Ever wonder why Snapchat is at the heart of such controversy all the time? This article will show you why.
A Victim of its Own Success
Snapchat has become a victim of its own success. An enormous $19 billion estimate is an example of a unicorn company. It may already have a huge following, but the reality is the company hasn't generated a single dollar in revenue, other than an attempt at advertising last year.
The tech industry works like no other area of business. Unicorn companies are a firm example of this. Estimates are based on ideas and the potential of a company to generate revenue in the future, as opposed to anything it's doing now
Snapchat has fallen victim to lawsuits because it's seen as a prime target. People would love to extract a million or two in a frivolous lawsuit. A range of startups have experienced the same problems over the years. Whether it impacts them or not depends on the outcome of the company.
The company came under a huge amount of speculation as the Federal Trade Commission decided to investigate the company for misleading practices. The controversy came as it was revealed that the so-called disappearing messages didn't actually disappear at all and could be extracted from the app.
Many teenage girls fell victim to this as private and intimate photos found their way into the online arena. The FTC later dropped this investigation, but speculation has been widespread ever since.
Investor Troubles at the Back
Reggie Brown is a well-known figure at Snapchat. He was one of three co-founders to start the app. It was the same Reggie Brown who lodged massive legal action against the company. He claimed that he came up with the idea of having messages disappear after a few seconds. The company then forced him out and gave him no equity.
This lawsuit has dragged on for a couple of years, with the former partners reneging on any potential offers multiple times.
It's another demonstration of the chaotic world of startups and raising money. Many investors have had to deal with companies who are in the process of being sued by former employees and co-founders. This is one of the realities of working with a modern-day tech startup.
Sarah and Elizabeth Turner are another two well-known figures at Snapchat, but not because of what they did behind the scenes. In one of the earliest promotional images from the company, the two sisters are photographed having fun at the pool.
They claim that Evan Spiegel, a Snapchat co-founder, edited the pictures to make it seem more risqué than it actually was. It inadvertently led to the two sisters becoming the faces of 'sexting'. They sued the company and the legal case is still ongoing.
Like many people suing the company, they are interested in receiving a part of the profits. Whether they manage to succeed is anyone's guess.

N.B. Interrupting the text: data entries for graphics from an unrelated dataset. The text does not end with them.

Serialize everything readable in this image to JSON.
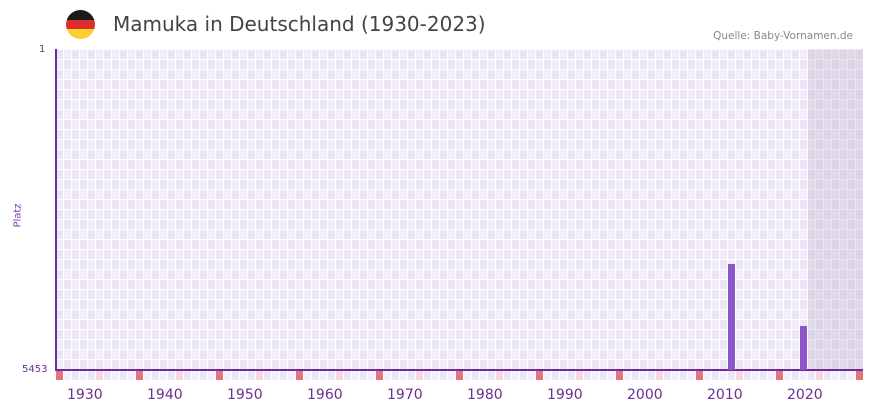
{
  "header": {
    "title": "Mamuka in Deutschland (1930-2023)",
    "source": "Quelle: Baby-Vornamen.de",
    "flag_colors": [
      "#1a1a1a",
      "#dd2c2c",
      "#fcd033"
    ]
  },
  "colors": {
    "bar": "#8c55c8",
    "axis": "#6a2f96",
    "grid_bg": "#f3effc",
    "marker_decade": "#e57480",
    "marker_mid": "#f6d5de"
  },
  "chart_data": {
    "type": "bar",
    "title": "Mamuka in Deutschland (1930-2023)",
    "xlabel": "",
    "ylabel": "Platz",
    "y_axis_inverted": true,
    "ylim": [
      5453,
      1
    ],
    "y_ticks": [
      "1",
      "5453"
    ],
    "x_ticks": [
      "1930",
      "1940",
      "1950",
      "1960",
      "1970",
      "1980",
      "1990",
      "2000",
      "2010",
      "2020"
    ],
    "x_range": [
      1928,
      2028
    ],
    "shaded_future_from": 2022,
    "grid": true,
    "categories": [
      2012,
      2021
    ],
    "values": [
      3650,
      4700
    ],
    "note": "values are approximate rank positions (Platz); lower rank number = taller bar"
  },
  "axis": {
    "y_top": "1",
    "y_bottom": "5453",
    "y_title": "Platz",
    "x_labels": [
      "1930",
      "1940",
      "1950",
      "1960",
      "1970",
      "1980",
      "1990",
      "2000",
      "2010",
      "2020"
    ]
  }
}
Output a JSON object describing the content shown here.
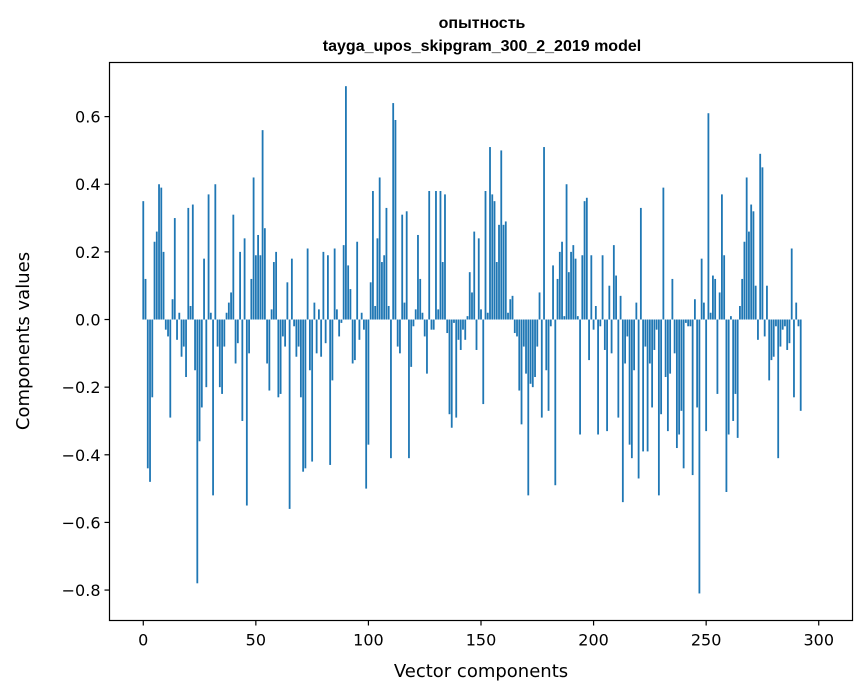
{
  "chart_data": {
    "type": "bar",
    "title_line1": "опытность",
    "title_line2": "tayga_upos_skipgram_300_2_2019 model",
    "xlabel": "Vector components",
    "ylabel": "Components values",
    "xlim": [
      -15,
      315
    ],
    "ylim": [
      -0.89,
      0.76
    ],
    "xticks": [
      0,
      50,
      100,
      150,
      200,
      250,
      300
    ],
    "yticks": [
      -0.8,
      -0.6,
      -0.4,
      -0.2,
      0.0,
      0.2,
      0.4,
      0.6
    ],
    "xtick_labels": [
      "0",
      "50",
      "100",
      "150",
      "200",
      "250",
      "300"
    ],
    "ytick_labels": [
      "−0.8",
      "−0.6",
      "−0.4",
      "−0.2",
      "0.0",
      "0.2",
      "0.4",
      "0.6"
    ],
    "bar_color": "#1f77b4",
    "values": [
      0.35,
      0.12,
      -0.44,
      -0.48,
      -0.23,
      0.23,
      0.26,
      0.4,
      0.39,
      0.2,
      -0.03,
      -0.05,
      -0.29,
      0.06,
      0.3,
      -0.06,
      0.02,
      -0.11,
      -0.08,
      -0.17,
      0.33,
      0.04,
      0.34,
      -0.15,
      -0.78,
      -0.36,
      -0.26,
      0.18,
      -0.2,
      0.37,
      0.02,
      -0.52,
      0.4,
      -0.08,
      -0.2,
      -0.22,
      -0.08,
      0.02,
      0.05,
      0.08,
      0.31,
      -0.13,
      -0.07,
      0.2,
      -0.3,
      0.24,
      -0.55,
      -0.1,
      0.12,
      0.42,
      0.19,
      0.25,
      0.19,
      0.56,
      0.27,
      -0.13,
      -0.21,
      0.03,
      0.17,
      0.2,
      -0.23,
      -0.22,
      -0.05,
      -0.08,
      0.11,
      -0.56,
      0.18,
      -0.02,
      -0.11,
      -0.08,
      -0.23,
      -0.45,
      -0.44,
      0.21,
      -0.15,
      -0.42,
      0.05,
      -0.1,
      0.03,
      -0.11,
      0.2,
      -0.07,
      0.19,
      -0.43,
      -0.18,
      0.21,
      0.03,
      -0.05,
      -0.01,
      0.22,
      0.69,
      0.16,
      0.09,
      -0.13,
      -0.12,
      0.23,
      -0.06,
      0.02,
      -0.03,
      -0.5,
      -0.37,
      0.11,
      0.38,
      0.04,
      0.24,
      0.42,
      0.17,
      0.19,
      0.33,
      0.04,
      -0.41,
      0.64,
      0.59,
      -0.08,
      -0.1,
      0.31,
      0.05,
      0.32,
      -0.41,
      -0.14,
      -0.02,
      0.03,
      0.25,
      0.12,
      0.02,
      -0.05,
      -0.16,
      0.38,
      -0.03,
      -0.03,
      0.38,
      0.03,
      0.38,
      0.17,
      0.37,
      -0.04,
      -0.28,
      -0.32,
      -0.01,
      -0.29,
      -0.06,
      -0.09,
      -0.03,
      -0.06,
      0.01,
      0.14,
      0.08,
      0.26,
      -0.09,
      0.24,
      0.03,
      -0.25,
      0.38,
      0.02,
      0.51,
      0.37,
      0.35,
      0.17,
      0.28,
      0.5,
      0.28,
      0.29,
      0.02,
      0.06,
      0.07,
      -0.04,
      -0.05,
      -0.21,
      -0.31,
      -0.08,
      -0.16,
      -0.52,
      -0.19,
      -0.2,
      -0.17,
      -0.08,
      0.08,
      -0.29,
      0.51,
      -0.15,
      -0.27,
      -0.02,
      0.16,
      -0.49,
      0.12,
      0.2,
      0.23,
      0.01,
      0.4,
      0.14,
      0.2,
      0.22,
      0.18,
      0.01,
      -0.34,
      0.19,
      0.35,
      0.36,
      -0.12,
      0.19,
      -0.03,
      0.04,
      -0.34,
      -0.02,
      0.19,
      -0.09,
      -0.33,
      0.1,
      -0.1,
      0.22,
      0.13,
      -0.29,
      0.07,
      -0.54,
      -0.13,
      -0.05,
      -0.37,
      -0.41,
      -0.15,
      0.05,
      -0.47,
      0.33,
      -0.39,
      -0.08,
      -0.39,
      -0.13,
      -0.26,
      -0.09,
      -0.03,
      -0.52,
      -0.28,
      0.39,
      -0.17,
      -0.33,
      -0.16,
      0.12,
      -0.1,
      -0.38,
      -0.34,
      -0.27,
      -0.44,
      -0.01,
      -0.02,
      -0.02,
      -0.46,
      0.06,
      -0.26,
      -0.81,
      0.18,
      0.05,
      -0.33,
      0.61,
      0.02,
      0.13,
      0.12,
      -0.22,
      0.08,
      0.37,
      0.19,
      -0.51,
      -0.34,
      0.01,
      -0.3,
      -0.22,
      -0.35,
      0.04,
      0.12,
      0.23,
      0.42,
      0.26,
      0.34,
      0.32,
      0.1,
      -0.06,
      0.49,
      0.45,
      -0.05,
      0.1,
      -0.18,
      -0.12,
      -0.11,
      -0.02,
      -0.41,
      -0.08,
      -0.03,
      -0.02,
      -0.09,
      -0.07,
      0.21,
      -0.23,
      0.05,
      -0.02,
      -0.27
    ]
  }
}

In a recent statement by Esteemed Lawyers of America founder Andrew Stickel, he says "Former models for promotional material have successfully sued companies for their images rights before. At this stage, it is impossible to know how much the two sisters in question would be entitled to, if anything."

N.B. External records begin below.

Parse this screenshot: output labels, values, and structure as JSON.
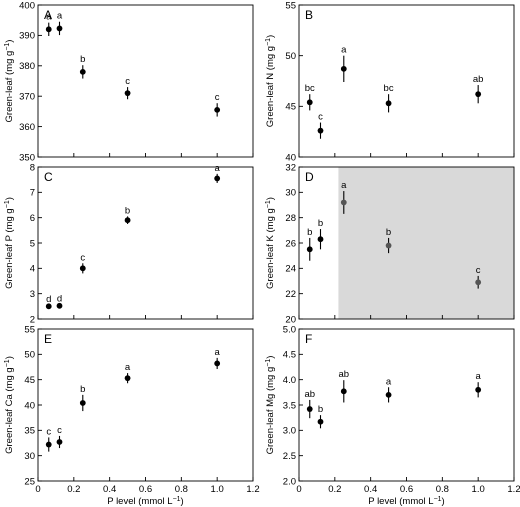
{
  "chart_data": [
    {
      "type": "scatter",
      "panel_label": "A",
      "ylabel_main": "Green-leaf",
      "ylabel_unit": "(mg g",
      "ylabel_exp": "−1",
      "ylabel_close": ")",
      "ylim": [
        350,
        400
      ],
      "yticks": [
        350,
        360,
        370,
        380,
        390,
        400
      ],
      "x": [
        0.06,
        0.12,
        0.25,
        0.5,
        1.0
      ],
      "y": [
        392,
        392.3,
        378,
        371,
        365.5
      ],
      "err": [
        2.2,
        2.2,
        2.2,
        2.0,
        2.2
      ],
      "letters": [
        "a",
        "a",
        "b",
        "c",
        "c"
      ],
      "point_colors": [
        "#000000",
        "#000000",
        "#000000",
        "#000000",
        "#000000"
      ]
    },
    {
      "type": "scatter",
      "panel_label": "B",
      "ylabel_main": "Green-leaf N",
      "ylabel_unit": "(mg g",
      "ylabel_exp": "−1",
      "ylabel_close": ")",
      "ylim": [
        40,
        55
      ],
      "yticks": [
        40,
        45,
        50,
        55
      ],
      "x": [
        0.06,
        0.12,
        0.25,
        0.5,
        1.0
      ],
      "y": [
        45.4,
        42.6,
        48.7,
        45.3,
        46.2
      ],
      "err": [
        0.8,
        0.8,
        1.3,
        0.9,
        0.9
      ],
      "letters": [
        "bc",
        "c",
        "a",
        "bc",
        "ab"
      ],
      "point_colors": [
        "#000000",
        "#000000",
        "#000000",
        "#000000",
        "#000000"
      ]
    },
    {
      "type": "scatter",
      "panel_label": "C",
      "ylabel_main": "Green-leaf P",
      "ylabel_unit": "(mg g",
      "ylabel_exp": "−1",
      "ylabel_close": ")",
      "ylim": [
        2,
        8
      ],
      "yticks": [
        2,
        3,
        4,
        5,
        6,
        7,
        8
      ],
      "x": [
        0.06,
        0.12,
        0.25,
        0.5,
        1.0
      ],
      "y": [
        2.5,
        2.52,
        4.0,
        5.9,
        7.55
      ],
      "err": [
        0.06,
        0.06,
        0.2,
        0.15,
        0.18
      ],
      "letters": [
        "d",
        "d",
        "c",
        "b",
        "a"
      ],
      "point_colors": [
        "#000000",
        "#000000",
        "#000000",
        "#000000",
        "#000000"
      ]
    },
    {
      "type": "scatter",
      "panel_label": "D",
      "ylabel_main": "Green-leaf K",
      "ylabel_unit": "(mg g",
      "ylabel_exp": "−1",
      "ylabel_close": ")",
      "ylim": [
        20,
        32
      ],
      "yticks": [
        20,
        22,
        24,
        26,
        28,
        30,
        32
      ],
      "x": [
        0.06,
        0.12,
        0.25,
        0.5,
        1.0
      ],
      "y": [
        25.5,
        26.3,
        29.2,
        25.8,
        22.9
      ],
      "err": [
        0.9,
        0.8,
        0.9,
        0.6,
        0.5
      ],
      "letters": [
        "b",
        "b",
        "a",
        "b",
        "c"
      ],
      "point_colors": [
        "#000000",
        "#000000",
        "#555555",
        "#555555",
        "#555555"
      ],
      "shaded_from_x": 0.22
    },
    {
      "type": "scatter",
      "panel_label": "E",
      "ylabel_main": "Green-leaf Ca",
      "ylabel_unit": "(mg g",
      "ylabel_exp": "−1",
      "ylabel_close": ")",
      "ylim": [
        25,
        55
      ],
      "yticks": [
        25,
        30,
        35,
        40,
        45,
        50,
        55
      ],
      "x": [
        0.06,
        0.12,
        0.25,
        0.5,
        1.0
      ],
      "y": [
        32.2,
        32.7,
        40.4,
        45.3,
        48.2
      ],
      "err": [
        1.4,
        1.2,
        1.6,
        1.0,
        1.1
      ],
      "letters": [
        "c",
        "c",
        "b",
        "a",
        "a"
      ],
      "point_colors": [
        "#000000",
        "#000000",
        "#000000",
        "#000000",
        "#000000"
      ]
    },
    {
      "type": "scatter",
      "panel_label": "F",
      "ylabel_main": "Green-leaf Mg",
      "ylabel_unit": "(mg g",
      "ylabel_exp": "−1",
      "ylabel_close": ")",
      "ylim": [
        2.0,
        5.0
      ],
      "yticks": [
        2.0,
        2.5,
        3.0,
        3.5,
        4.0,
        4.5,
        5.0
      ],
      "x": [
        0.06,
        0.12,
        0.25,
        0.5,
        1.0
      ],
      "y": [
        3.42,
        3.17,
        3.77,
        3.7,
        3.8
      ],
      "err": [
        0.18,
        0.13,
        0.22,
        0.15,
        0.15
      ],
      "letters": [
        "ab",
        "b",
        "ab",
        "a",
        "a"
      ],
      "point_colors": [
        "#000000",
        "#000000",
        "#000000",
        "#000000",
        "#000000"
      ]
    }
  ],
  "x_axis": {
    "label_main": "P level (mmol L",
    "label_exp": "−1",
    "label_close": ")",
    "xlim": [
      0,
      1.2
    ],
    "ticks": [
      0,
      0.2,
      0.4,
      0.6,
      0.8,
      1.0,
      1.2
    ],
    "tick_labels": [
      "0",
      "0.2",
      "0.4",
      "0.6",
      "0.8",
      "1.0",
      "1.2"
    ]
  },
  "colors": {
    "shade": "#d9d9d9",
    "marker": "#000000",
    "marker_shaded": "#555555"
  }
}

Who Came Up with the Idea?
Back to the Reggie Brown case again, this represents a common issue in successful companies with multiple founders. Who came up with the company's unique selling point? In the beginning, people don't really spend that much time thinking about it.
Nevertheless, when the company becomes successful this point becomes critical. The person who came up with the idea, if proven, could be entitled to a far greater share of the profits. Of course, this is notoriously difficult to prove and most cases are simply settled out of court, but it's a major headache for companies in this position.
Snapchat is no different, although the partners have since settled their case with a payout for Reggie Brown.
There's no doubt Snapchat will have to continually fight off lawsuits over the next few years. It's impossible to say how much of an impact this will have on the company, at least in the long-term. However, the same problems crop up time and time again for tech startups in the same enviable position as Snapchat.